Implementation details emphasize that SIMON’s rotation operations can be realized either by explicit wiring (wire‑reordering) or by small LUT‑based combinational logic. The LUT‑based method reduces routing congestion and improves the achievable clock frequency by 5‑7 % without appreciable area penalty.
Experimental results on Spartan‑6 LX45T and LX75T devices are summarized in a set of tables. The serial design consumes ~120 mW, the pipelined version ~340 mW, the 8‑round unrolled design ~280 mW, and the hybrid design ~300 mW. The authors provide a decision matrix that maps application constraints (area, power, latency, throughput) to the most appropriate architecture. For ultra‑low‑power IoT nodes, the serial or lightly unrolled designs are recommended; for high‑speed network appliances or data‑center security modules, the fully pipelined architecture offers the best performance.

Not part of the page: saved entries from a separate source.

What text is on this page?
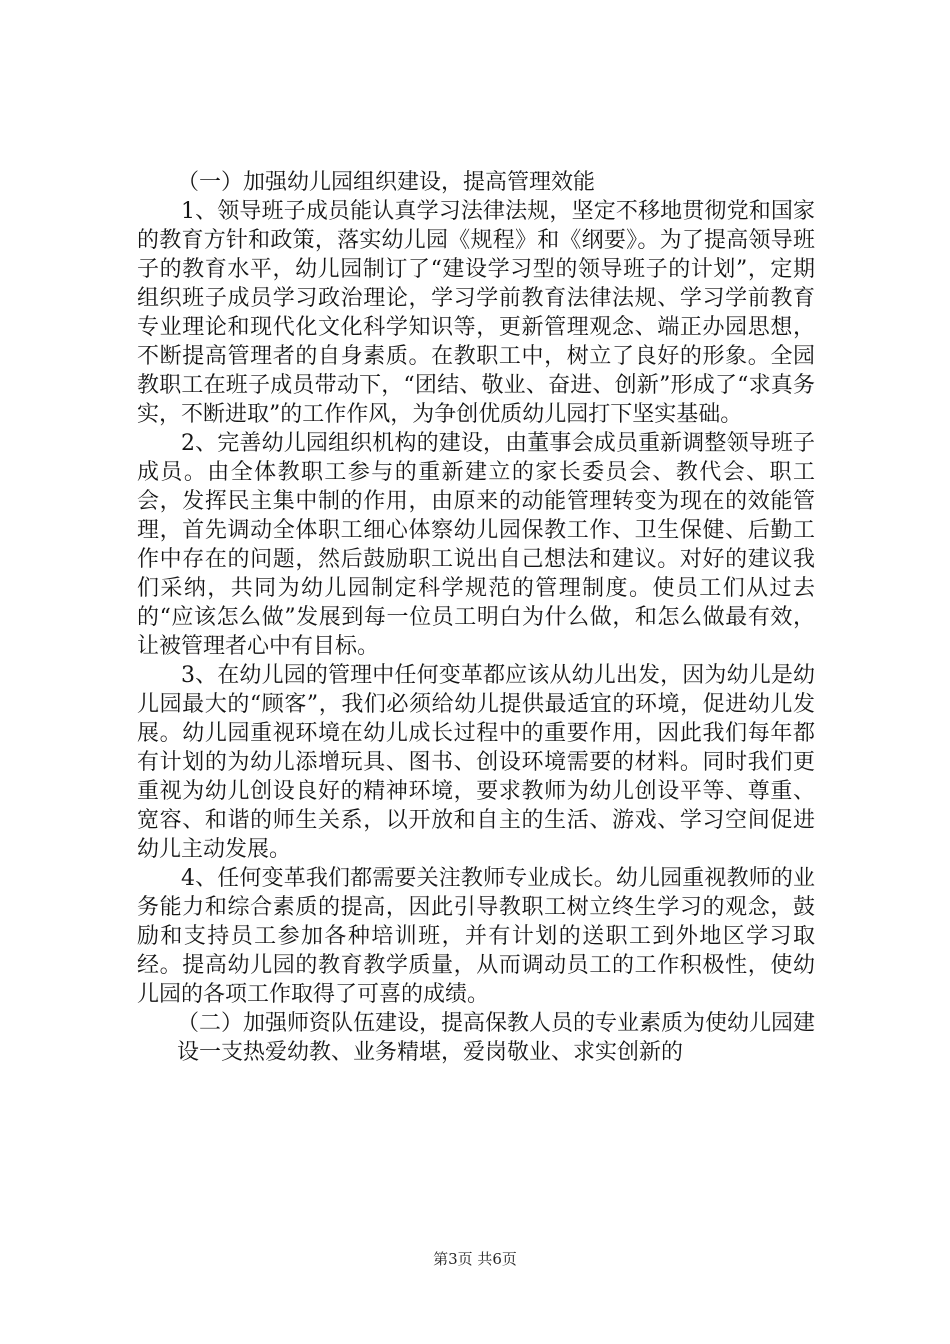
（一）加强幼儿园组织建设，提高管理效能

1、领导班子成员能认真学习法律法规，坚定不移地贯彻党和国家的教育方针和政策，落实幼儿园《规程》和《纲要》。为了提高领导班子的教育水平，幼儿园制订了“建设学习型的领导班子的计划”，定期组织班子成员学习政治理论，学习学前教育法律法规、学习学前教育专业理论和现代化文化科学知识等，更新管理观念、端正办园思想，不断提高管理者的自身素质。在教职工中，树立了良好的形象。全园教职工在班子成员带动下，“团结、敬业、奋进、创新”形成了“求真务实，不断进取”的工作作风，为争创优质幼儿园打下坚实基础。

2、完善幼儿园组织机构的建设，由董事会成员重新调整领导班子成员。由全体教职工参与的重新建立的家长委员会、教代会、职工会，发挥民主集中制的作用，由原来的动能管理转变为现在的效能管理，首先调动全体职工细心体察幼儿园保教工作、卫生保健、后勤工作中存在的问题，然后鼓励职工说出自己想法和建议。对好的建议我们采纳，共同为幼儿园制定科学规范的管理制度。使员工们从过去的“应该怎么做”发展到每一位员工明白为什么做，和怎么做最有效，让被管理者心中有目标。

3、在幼儿园的管理中任何变革都应该从幼儿出发，因为幼儿是幼儿园最大的“顾客”，我们必须给幼儿提供最适宜的环境，促进幼儿发展。幼儿园重视环境在幼儿成长过程中的重要作用，因此我们每年都有计划的为幼儿添增玩具、图书、创设环境需要的材料。同时我们更重视为幼儿创设良好的精神环境，要求教师为幼儿创设平等、尊重、宽容、和谐的师生关系，以开放和自主的生活、游戏、学习空间促进幼儿主动发展。

4、任何变革我们都需要关注教师专业成长。幼儿园重视教师的业务能力和综合素质的提高，因此引导教职工树立终生学习的观念，鼓励和支持员工参加各种培训班，并有计划的送职工到外地区学习取经。提高幼儿园的教育教学质量，从而调动员工的工作积极性，使幼儿园的各项工作取得了可喜的成绩。

（二）加强师资队伍建设，提高保教人员的专业素质为使幼儿园建设一支热爱幼教、业务精堪，爱岗敬业、求实创新的

第3页 共6页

The paper concludes with a discussion of future work. The authors suggest porting the designs to newer Xilinx families (UltraScale, Versal) to exploit higher clock rates and additional resources such as hardened cryptographic primitives. They also propose investigating side‑channel countermeasures (random masking, clock jitter) and exploring multi‑core FPGA deployments where several independent SIMON engines operate in parallel to scale system‑level throughput.
In summary, this work delivers a thorough architectural taxonomy for SIMON 64/128 on FPGA, quantifies the trade‑offs between resource usage, latency, and throughput, and provides concrete guidance for designers targeting a wide spectrum of embedded and high‑performance security applications.